Apropos

20.1 File System Concepts

This section describes the Common Lisp interface to file systems. The model used by this interface assumes that files are named by filenames, that a filename can be represented by a pathname object, and that given a pathname a stream can be constructed that connects to a file whose filename it represents.

For information about opening and closing files, and manipulating their contents, see Chapter 21 (Streams).

Figure 20–1 lists some operators that are applicable to files and directories.

20.1.1 Coercion of Streams to Pathnames

A stream associated with a file is either a file stream or a synonym stream whose target is a stream associated with a file. Such streams can be used as pathname designators.

Normally, when a stream associated with a file is used as a pathname designator, it denotes the pathname used to open the file; this may be, but is not required to be, the actual name of the file.

Some functions, such as truename and delete-file, coerce streams to pathnames in a different way that involves referring to the actual file that is open, which might or might not be the file whose name was opened originally. Such special situations are always notated specifically and are not the default.

20.1.2 File Operations on Open and Closed Streams

Many functions that perform file operations accept either open or closed streams as arguments; see Section 21.1.3 (Stream Arguments to Standardized Functions).

Of these, the functions in Figure 20–2 treat open and closed streams differently.

Figure 20–2. File Functions that Treat Open and Closed Streams Differently

Since treatment of open streams by the file system may vary considerably between implementations, however, a closed stream might be the most reliable kind of argument for some of these functions — in particular, those in Figure 20–3. For example, in some file systems, open files are written under temporary names and not renamed until closed and/or are held invisible until closed. In general, any code that is intended to be portable should use such functions carefully.

Figure 20–3. File Functions where Closed Streams Might Work Best

20.1.3 Truenames

Many file systems permit more than one filename to designate a particular file.

Even where multiple names are possible, most file systems have a convention for generating a canonical filename in such situations. Such a canonical filename (or the pathname representing such a filename) is called a truename.
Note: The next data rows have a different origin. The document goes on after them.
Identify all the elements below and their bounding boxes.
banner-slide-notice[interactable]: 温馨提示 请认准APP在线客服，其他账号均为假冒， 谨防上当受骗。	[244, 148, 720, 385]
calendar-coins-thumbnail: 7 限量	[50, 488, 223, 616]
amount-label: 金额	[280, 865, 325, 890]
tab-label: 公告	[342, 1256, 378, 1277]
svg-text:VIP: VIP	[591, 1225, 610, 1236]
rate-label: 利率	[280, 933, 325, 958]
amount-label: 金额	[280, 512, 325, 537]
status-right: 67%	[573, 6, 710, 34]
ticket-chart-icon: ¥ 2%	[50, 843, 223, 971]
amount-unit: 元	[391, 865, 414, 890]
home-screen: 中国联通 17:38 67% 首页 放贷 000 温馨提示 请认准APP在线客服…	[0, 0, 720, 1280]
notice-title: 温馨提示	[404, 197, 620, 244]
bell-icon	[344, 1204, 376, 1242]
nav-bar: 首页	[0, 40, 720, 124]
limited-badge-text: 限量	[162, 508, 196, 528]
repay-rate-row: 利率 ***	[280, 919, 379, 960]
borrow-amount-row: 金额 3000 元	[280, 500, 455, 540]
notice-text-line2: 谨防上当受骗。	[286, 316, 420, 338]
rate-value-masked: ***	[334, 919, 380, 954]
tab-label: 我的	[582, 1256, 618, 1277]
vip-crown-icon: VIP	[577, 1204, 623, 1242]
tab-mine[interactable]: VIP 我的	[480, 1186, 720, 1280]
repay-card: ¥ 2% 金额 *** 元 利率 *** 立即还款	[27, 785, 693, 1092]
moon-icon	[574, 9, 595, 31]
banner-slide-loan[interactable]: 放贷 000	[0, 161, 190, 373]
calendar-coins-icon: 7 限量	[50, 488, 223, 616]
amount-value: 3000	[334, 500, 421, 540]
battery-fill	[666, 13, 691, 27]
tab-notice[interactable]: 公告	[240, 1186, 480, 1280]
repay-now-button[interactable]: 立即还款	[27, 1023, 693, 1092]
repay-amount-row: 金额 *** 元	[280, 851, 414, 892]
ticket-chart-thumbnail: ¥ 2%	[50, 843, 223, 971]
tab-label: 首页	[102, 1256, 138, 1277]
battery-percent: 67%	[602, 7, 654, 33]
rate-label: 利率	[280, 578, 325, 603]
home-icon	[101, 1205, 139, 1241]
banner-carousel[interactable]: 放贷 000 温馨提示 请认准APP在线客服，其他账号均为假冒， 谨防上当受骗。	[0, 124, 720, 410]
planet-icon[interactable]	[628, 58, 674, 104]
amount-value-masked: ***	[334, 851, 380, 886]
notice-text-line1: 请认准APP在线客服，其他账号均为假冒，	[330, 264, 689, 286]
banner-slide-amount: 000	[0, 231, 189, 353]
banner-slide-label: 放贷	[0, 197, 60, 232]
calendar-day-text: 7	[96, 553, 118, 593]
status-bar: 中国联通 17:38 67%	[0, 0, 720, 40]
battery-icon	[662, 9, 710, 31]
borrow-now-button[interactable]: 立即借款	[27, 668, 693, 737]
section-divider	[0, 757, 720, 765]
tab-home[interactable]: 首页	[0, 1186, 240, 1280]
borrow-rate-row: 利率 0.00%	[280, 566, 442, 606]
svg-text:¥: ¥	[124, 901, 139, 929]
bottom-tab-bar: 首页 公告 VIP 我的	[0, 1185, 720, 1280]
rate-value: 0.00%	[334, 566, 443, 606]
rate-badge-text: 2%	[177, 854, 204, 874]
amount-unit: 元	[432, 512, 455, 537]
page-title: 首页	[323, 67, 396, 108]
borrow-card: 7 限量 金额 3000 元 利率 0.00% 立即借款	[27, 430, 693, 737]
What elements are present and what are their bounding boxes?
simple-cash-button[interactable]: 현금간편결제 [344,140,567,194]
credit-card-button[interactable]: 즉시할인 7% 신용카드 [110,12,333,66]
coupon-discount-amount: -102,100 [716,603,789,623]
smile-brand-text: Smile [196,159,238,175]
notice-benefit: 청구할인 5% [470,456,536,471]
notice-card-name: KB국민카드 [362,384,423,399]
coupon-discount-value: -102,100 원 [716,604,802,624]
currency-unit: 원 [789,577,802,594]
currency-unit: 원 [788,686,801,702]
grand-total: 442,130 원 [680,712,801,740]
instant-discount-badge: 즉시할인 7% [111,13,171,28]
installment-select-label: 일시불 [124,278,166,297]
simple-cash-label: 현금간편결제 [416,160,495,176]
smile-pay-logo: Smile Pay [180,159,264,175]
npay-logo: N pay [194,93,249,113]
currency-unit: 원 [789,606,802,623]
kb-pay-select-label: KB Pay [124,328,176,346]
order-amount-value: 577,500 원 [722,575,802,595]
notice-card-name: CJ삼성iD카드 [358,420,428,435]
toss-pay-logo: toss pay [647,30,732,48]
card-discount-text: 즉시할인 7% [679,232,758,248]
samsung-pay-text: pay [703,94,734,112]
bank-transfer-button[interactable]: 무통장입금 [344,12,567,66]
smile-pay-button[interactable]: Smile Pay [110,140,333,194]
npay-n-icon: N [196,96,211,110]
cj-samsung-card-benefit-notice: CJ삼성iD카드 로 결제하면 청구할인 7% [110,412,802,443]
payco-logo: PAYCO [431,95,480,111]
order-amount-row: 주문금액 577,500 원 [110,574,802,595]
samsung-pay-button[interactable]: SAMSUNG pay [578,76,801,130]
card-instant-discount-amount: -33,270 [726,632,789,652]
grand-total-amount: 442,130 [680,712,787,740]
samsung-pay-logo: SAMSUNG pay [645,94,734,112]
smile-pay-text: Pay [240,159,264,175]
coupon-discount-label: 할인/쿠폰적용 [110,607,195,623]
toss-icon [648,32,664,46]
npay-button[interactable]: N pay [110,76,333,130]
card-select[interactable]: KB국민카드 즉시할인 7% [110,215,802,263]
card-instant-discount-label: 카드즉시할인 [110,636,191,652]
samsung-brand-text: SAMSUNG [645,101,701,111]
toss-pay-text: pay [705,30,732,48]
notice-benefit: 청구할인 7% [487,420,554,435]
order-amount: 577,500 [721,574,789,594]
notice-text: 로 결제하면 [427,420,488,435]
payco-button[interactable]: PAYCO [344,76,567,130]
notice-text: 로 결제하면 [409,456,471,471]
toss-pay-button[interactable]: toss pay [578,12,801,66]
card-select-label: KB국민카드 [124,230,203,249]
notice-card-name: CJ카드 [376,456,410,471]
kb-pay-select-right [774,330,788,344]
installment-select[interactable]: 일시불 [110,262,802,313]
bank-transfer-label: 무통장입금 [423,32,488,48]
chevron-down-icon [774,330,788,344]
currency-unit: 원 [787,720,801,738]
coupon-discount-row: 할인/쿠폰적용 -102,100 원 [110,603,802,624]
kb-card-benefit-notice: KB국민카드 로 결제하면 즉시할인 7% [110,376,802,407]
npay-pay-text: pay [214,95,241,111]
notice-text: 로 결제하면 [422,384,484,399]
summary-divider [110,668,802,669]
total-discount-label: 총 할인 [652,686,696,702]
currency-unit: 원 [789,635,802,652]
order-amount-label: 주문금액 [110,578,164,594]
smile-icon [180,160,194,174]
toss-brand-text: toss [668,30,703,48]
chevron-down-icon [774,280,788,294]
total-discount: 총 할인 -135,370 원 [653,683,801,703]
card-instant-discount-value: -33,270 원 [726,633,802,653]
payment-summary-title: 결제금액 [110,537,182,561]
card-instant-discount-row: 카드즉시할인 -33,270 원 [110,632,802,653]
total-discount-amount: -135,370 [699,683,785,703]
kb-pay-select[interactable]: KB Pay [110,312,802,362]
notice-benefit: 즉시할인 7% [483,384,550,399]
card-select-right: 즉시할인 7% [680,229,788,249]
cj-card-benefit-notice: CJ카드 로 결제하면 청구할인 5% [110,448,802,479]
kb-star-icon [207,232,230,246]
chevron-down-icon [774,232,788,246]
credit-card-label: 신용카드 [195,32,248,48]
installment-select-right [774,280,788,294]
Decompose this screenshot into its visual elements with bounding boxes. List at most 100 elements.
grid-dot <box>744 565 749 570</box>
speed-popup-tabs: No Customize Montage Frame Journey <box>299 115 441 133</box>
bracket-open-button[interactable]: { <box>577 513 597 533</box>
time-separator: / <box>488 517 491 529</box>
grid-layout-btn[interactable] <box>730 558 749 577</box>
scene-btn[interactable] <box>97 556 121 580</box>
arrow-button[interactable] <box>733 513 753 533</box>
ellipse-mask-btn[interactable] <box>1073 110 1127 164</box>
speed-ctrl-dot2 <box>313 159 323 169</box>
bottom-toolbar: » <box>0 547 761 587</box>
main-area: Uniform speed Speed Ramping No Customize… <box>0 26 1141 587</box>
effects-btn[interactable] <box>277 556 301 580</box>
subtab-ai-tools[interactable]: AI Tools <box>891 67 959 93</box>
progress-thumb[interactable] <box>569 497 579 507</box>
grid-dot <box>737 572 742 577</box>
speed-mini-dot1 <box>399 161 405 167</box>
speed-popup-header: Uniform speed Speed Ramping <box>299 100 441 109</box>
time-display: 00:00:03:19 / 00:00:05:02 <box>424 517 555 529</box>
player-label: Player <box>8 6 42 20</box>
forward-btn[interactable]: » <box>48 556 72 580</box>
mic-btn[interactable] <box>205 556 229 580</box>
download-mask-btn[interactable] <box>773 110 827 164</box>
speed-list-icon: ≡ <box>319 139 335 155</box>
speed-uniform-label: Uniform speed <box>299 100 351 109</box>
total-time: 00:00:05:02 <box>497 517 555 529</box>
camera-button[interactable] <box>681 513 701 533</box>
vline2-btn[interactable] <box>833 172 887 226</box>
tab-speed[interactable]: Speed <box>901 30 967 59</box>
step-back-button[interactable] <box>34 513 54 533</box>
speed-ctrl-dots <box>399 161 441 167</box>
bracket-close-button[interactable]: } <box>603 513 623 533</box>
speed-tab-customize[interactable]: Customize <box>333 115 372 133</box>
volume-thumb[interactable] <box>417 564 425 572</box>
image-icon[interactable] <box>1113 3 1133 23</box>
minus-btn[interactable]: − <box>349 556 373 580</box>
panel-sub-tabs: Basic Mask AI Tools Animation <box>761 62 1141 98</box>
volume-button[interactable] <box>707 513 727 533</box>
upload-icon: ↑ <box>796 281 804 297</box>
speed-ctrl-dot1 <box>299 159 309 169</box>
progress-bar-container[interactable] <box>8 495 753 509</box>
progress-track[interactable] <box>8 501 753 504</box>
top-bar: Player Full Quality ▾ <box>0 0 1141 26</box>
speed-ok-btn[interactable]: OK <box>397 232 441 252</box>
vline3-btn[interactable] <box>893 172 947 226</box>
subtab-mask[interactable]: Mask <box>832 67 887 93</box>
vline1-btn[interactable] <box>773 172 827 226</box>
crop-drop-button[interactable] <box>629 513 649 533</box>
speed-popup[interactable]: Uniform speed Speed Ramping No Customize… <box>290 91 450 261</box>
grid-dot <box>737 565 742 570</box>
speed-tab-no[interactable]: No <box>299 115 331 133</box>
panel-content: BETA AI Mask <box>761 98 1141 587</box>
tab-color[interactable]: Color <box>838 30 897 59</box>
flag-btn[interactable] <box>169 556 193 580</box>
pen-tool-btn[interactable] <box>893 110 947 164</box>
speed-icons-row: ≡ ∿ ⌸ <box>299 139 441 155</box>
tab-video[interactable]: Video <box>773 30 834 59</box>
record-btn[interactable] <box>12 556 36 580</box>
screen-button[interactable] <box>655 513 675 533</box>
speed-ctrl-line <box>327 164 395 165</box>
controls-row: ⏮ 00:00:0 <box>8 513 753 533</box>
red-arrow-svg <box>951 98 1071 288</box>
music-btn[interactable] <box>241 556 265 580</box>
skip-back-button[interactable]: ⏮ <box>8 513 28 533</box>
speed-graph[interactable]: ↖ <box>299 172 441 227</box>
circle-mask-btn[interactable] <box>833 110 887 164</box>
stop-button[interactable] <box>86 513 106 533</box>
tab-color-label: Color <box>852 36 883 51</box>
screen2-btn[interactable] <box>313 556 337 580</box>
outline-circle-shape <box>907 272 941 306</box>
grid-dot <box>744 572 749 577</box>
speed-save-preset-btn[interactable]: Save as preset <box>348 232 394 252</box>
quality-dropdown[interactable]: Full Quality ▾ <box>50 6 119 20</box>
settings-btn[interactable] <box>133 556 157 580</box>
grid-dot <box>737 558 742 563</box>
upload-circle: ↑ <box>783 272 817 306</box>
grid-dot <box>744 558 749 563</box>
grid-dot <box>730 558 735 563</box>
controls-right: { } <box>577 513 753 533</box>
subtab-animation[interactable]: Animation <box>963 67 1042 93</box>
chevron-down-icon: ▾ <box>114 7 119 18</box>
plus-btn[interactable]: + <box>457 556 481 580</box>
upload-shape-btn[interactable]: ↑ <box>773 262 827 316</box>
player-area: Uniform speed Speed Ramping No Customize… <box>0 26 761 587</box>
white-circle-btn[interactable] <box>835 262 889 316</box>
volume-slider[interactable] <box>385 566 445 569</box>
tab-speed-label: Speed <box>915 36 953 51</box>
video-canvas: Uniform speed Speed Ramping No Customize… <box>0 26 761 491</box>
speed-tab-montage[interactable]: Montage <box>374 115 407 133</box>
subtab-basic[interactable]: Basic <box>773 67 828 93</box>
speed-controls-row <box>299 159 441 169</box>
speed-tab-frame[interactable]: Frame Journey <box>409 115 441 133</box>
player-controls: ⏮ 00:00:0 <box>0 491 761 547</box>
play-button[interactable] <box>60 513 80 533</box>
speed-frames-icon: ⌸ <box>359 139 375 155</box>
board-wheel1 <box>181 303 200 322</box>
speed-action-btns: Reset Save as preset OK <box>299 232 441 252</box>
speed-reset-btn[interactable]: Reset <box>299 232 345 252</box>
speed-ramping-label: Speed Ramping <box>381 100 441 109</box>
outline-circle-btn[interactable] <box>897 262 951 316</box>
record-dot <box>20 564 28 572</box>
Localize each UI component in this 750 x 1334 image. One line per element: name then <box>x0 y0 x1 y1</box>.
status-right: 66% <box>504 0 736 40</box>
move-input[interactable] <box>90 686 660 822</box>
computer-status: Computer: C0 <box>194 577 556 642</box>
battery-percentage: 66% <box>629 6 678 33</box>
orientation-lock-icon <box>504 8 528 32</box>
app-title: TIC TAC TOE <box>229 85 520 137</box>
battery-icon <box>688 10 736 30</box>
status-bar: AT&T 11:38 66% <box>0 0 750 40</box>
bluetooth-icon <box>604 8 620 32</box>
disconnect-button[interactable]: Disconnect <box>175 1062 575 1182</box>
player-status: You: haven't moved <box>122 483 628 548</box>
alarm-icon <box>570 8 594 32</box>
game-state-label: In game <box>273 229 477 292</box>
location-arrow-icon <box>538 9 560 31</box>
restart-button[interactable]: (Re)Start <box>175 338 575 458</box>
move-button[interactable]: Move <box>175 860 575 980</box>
The truename of a file may differ from other filenames for the file because of symbolic links, version numbers, logical device translations in the file system, logical pathname translations within Common Lisp, or other artifacts of the file system.

The truename for a file is often, but not necessarily, unique for each file. For instance, a Unix file with multiple hard links could have several truenames.

20.1.3.1 Examples of Truenames

For example, a DEC TOPS-20 system with files PS:<JOE>FOO.TXT.1 and PS:<JOE>FOO.TXT.2 might permit the second file to be referred to as PS:<JOE>FOO.TXT.0, since the “.0” notation denotes “newest” version of several files. In the same file system, a “logical device” “JOE:” might be taken to refer to PS:<JOE>” and so the names JOE:FOO.TXT.2 or JOE:FOO.TXT.0 might refer to PS:<JOE>FOO.TXT.2. In all of these cases, the truename of the file would probably be PS:<JOE>FOO.TXT.2.

If a file is a symbolic link to another file (in a file system permitting such a thing), it is conventional for the truename to be the canonical name of the file after any symbolic links have been followed; that is, it is the canonical name of the file whose contents would become available if an input stream to that file were opened.

In the case of a file still being created (that is, of an output stream open to such a file), the exact truename of the file might not be known until the stream is closed. In this case, the function truename might return different values for such a stream before and after it was closed. In fact, before it is closed, the name returned might not even be a valid name in the file system — for example, while a file is being written, it might have version :newest and might only take on a specific numeric value later when the file is closed even in a file system where all files have numeric versions.